CHESHIRE West and Chester Council has joined the growing list of local authorities that are pledging to better support people with motor neurone disease (MND).

At a health and wellbeing board on Wednesday, members from the council and local NHS bodies agreed to adopt the MND Association’s charter.

The charter sets out best practice for supporting those living with the condition and their carers – pushing the need for early diagnosis and information, high quality care and to be treated with dignity.

Richard Webb, campaigns contact for MND Association’s Cheshire branch, has supported the charity for more than a decade – while his wife Kath also has the condition.

He told the board about a lengthy delay for a family in Cuddington that had applied to CWAC for adaptations to be made to their home.

“The funding was approved and they were told the council’s builders would do the work,” he said.

“But the council told them they would have to wait two years because their builders were so busy.

“I’m hoping there will be better support for people living with MND and their carers – an understanding that if people have to wait for two years it might be too late.”

Mr Webb said that life expectancy for people with MND is usually two to three years from diagnosis, and there are 45 people currently living with the condition in the borough.

He told the story of his wife’s misdiagnosis from 14 years ago, before she was eventually diagnosed with MND following a heart attack three years ago.
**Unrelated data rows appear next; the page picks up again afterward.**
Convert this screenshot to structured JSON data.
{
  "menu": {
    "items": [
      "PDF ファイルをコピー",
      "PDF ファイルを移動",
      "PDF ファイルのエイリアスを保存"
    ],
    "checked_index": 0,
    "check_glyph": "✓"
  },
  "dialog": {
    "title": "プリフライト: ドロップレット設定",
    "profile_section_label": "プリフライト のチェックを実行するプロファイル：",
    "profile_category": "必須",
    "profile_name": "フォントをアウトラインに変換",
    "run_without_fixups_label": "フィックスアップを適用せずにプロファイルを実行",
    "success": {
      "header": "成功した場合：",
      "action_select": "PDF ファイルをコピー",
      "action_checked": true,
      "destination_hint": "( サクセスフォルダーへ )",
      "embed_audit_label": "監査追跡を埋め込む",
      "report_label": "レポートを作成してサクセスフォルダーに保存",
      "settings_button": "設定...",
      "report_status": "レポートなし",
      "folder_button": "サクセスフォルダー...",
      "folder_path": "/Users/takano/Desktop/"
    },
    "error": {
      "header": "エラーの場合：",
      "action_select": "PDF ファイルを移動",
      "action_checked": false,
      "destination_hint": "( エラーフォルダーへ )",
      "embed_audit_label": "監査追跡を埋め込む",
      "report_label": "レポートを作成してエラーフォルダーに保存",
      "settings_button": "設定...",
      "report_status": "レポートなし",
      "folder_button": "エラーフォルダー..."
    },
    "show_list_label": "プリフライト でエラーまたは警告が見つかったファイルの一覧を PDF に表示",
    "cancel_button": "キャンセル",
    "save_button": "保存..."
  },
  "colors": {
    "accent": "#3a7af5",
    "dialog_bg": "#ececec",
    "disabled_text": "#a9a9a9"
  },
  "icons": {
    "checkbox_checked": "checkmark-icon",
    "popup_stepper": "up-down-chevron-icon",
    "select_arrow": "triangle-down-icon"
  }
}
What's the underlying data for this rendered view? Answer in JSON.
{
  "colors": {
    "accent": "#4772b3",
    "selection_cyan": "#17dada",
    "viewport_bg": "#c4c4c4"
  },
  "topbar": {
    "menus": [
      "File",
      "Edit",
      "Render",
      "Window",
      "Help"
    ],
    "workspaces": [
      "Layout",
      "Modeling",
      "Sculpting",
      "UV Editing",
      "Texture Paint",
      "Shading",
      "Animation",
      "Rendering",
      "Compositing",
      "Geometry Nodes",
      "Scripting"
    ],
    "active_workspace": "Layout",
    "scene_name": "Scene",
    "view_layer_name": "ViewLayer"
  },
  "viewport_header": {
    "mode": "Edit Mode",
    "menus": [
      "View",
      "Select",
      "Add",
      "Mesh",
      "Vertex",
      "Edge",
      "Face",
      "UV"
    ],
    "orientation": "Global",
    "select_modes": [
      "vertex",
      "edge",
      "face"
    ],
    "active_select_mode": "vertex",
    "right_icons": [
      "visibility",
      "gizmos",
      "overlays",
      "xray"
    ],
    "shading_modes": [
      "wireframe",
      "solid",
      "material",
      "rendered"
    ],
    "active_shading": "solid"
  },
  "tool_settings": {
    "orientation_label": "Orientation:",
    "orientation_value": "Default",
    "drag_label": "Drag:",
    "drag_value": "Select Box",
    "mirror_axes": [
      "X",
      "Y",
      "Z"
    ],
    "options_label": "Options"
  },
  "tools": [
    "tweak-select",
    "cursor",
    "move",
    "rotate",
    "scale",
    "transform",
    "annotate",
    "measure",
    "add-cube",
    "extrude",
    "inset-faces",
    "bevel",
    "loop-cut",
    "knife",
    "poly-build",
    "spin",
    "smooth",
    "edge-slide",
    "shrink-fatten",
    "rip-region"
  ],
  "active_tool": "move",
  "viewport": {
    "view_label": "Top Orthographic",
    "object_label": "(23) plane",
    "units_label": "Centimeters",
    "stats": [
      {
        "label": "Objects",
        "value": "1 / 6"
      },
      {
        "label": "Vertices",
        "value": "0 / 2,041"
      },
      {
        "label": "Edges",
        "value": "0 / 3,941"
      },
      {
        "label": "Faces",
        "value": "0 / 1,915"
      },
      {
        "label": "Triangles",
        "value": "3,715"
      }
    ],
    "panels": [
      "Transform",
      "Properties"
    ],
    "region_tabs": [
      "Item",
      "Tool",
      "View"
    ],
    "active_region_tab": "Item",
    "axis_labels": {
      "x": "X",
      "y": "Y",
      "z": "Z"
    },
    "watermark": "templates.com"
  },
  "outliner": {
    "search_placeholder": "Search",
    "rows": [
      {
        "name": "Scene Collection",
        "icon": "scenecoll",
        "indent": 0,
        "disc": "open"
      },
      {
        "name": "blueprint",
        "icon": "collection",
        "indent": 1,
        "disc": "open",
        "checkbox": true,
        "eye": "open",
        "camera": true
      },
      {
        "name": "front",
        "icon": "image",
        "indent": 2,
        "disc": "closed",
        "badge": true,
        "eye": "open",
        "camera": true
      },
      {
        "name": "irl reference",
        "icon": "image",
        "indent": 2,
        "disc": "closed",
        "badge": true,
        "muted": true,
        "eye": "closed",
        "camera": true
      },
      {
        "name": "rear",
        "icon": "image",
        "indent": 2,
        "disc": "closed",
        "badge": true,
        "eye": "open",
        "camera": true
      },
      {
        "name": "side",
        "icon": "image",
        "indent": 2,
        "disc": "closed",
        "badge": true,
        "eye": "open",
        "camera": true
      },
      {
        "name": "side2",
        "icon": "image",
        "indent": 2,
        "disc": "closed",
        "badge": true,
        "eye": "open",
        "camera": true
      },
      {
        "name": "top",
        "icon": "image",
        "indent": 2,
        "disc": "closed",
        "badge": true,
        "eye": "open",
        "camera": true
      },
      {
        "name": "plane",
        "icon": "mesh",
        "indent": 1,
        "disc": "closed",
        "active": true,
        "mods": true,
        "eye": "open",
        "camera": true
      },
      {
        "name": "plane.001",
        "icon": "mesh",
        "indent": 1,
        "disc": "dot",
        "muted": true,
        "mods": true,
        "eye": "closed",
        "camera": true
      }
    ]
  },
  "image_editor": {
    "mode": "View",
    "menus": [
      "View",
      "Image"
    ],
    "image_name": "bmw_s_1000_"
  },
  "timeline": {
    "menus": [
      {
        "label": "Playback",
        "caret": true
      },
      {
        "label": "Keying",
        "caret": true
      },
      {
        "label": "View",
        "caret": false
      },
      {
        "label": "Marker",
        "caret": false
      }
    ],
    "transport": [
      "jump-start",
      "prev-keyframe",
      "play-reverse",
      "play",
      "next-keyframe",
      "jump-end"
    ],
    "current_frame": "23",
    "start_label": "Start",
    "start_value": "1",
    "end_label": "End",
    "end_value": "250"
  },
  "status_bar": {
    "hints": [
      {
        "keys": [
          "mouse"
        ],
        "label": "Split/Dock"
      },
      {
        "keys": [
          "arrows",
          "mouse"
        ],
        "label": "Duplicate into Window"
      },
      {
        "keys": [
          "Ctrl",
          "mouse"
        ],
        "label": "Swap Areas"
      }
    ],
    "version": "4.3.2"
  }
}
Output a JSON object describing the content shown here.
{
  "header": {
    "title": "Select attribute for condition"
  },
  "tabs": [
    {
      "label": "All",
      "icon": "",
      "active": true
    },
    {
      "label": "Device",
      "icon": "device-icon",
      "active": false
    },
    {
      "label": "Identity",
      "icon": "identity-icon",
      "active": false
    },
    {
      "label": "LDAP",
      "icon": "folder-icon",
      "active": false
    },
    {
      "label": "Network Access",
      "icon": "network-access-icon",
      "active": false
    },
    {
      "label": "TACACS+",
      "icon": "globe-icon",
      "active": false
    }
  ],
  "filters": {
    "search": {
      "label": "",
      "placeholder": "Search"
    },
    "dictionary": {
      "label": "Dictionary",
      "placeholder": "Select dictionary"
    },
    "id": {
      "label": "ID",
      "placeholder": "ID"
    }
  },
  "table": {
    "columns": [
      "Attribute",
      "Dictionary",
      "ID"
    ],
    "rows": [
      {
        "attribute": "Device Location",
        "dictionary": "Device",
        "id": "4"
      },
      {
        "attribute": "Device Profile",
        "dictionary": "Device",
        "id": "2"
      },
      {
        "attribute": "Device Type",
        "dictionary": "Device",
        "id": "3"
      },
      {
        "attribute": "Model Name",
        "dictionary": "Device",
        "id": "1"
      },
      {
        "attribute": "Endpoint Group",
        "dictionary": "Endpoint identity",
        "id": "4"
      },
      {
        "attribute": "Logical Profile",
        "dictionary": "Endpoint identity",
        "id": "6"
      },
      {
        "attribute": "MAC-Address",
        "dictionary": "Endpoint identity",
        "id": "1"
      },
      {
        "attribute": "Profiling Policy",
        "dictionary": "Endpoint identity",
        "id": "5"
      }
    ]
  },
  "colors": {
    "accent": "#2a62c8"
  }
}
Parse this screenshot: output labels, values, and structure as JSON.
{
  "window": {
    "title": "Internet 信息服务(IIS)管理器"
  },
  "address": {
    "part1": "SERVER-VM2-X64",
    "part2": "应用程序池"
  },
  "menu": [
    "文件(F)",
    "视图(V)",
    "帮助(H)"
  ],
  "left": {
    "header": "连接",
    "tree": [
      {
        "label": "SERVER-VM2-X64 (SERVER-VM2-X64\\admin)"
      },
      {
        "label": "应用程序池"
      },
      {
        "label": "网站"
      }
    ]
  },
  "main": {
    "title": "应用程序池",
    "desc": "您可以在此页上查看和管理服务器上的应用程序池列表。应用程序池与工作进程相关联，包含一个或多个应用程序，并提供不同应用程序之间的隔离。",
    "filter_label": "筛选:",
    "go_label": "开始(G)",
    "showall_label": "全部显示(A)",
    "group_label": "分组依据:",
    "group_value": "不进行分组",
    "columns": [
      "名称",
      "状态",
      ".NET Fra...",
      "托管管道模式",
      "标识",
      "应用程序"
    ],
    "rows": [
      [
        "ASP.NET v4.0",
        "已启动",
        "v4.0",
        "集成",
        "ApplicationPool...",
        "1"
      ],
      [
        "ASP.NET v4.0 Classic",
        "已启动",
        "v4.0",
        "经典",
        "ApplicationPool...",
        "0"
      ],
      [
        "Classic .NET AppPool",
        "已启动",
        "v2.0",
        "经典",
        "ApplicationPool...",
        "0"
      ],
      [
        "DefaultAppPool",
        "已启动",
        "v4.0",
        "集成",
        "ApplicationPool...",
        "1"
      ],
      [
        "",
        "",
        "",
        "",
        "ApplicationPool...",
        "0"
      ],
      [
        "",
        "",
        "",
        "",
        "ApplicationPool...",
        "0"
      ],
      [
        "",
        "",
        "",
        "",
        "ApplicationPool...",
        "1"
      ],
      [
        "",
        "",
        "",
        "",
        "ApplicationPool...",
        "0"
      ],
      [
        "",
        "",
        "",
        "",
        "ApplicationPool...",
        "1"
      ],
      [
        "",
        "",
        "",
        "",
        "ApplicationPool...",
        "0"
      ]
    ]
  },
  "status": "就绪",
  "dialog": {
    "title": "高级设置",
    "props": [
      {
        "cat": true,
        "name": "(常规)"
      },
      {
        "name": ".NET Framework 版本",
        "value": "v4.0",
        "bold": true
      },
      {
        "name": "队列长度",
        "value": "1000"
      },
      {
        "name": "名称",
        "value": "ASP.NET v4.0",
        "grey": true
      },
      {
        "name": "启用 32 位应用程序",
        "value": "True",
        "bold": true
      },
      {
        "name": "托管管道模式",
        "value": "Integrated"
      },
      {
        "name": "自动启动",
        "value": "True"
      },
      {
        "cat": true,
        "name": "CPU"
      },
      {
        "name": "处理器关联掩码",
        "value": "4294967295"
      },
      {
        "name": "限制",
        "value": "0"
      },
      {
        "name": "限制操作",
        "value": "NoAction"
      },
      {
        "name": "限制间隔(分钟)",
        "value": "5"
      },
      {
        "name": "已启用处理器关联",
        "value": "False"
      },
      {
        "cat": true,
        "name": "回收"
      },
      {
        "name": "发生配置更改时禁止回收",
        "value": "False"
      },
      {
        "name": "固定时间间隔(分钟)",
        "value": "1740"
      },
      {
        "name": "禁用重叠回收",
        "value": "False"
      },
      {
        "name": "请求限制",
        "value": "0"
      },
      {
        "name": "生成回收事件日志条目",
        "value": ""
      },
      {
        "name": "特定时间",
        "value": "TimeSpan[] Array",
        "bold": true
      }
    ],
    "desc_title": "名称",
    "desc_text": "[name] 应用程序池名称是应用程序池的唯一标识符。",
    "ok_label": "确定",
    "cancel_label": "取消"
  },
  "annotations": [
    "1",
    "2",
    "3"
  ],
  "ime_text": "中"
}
Dr Jonathan Griffiths, chairman of NHS Vale Royal clinical commissioning group, said: “It is difficult to diagnose, the signs are not always obvious and it is uncommon for GPs to see it.

“I have had patients who I have diagnosed with MND but it is tricky if you only see one or two in your entire career.

“We should be ensuring that all these measures are in place for people with MND and other conditions, so we are not missing anybody with any difficulties.”

Cllr Paul Dolan, CWAC cabinet member for social care, told the board that the hopes the charter will increase understanding about the specific needs people with MND have.

“It is giving particular issues that prominence and I think having a charter helps us to address some of those issues,” he added.

“But of course, we need to see how it works in practice.”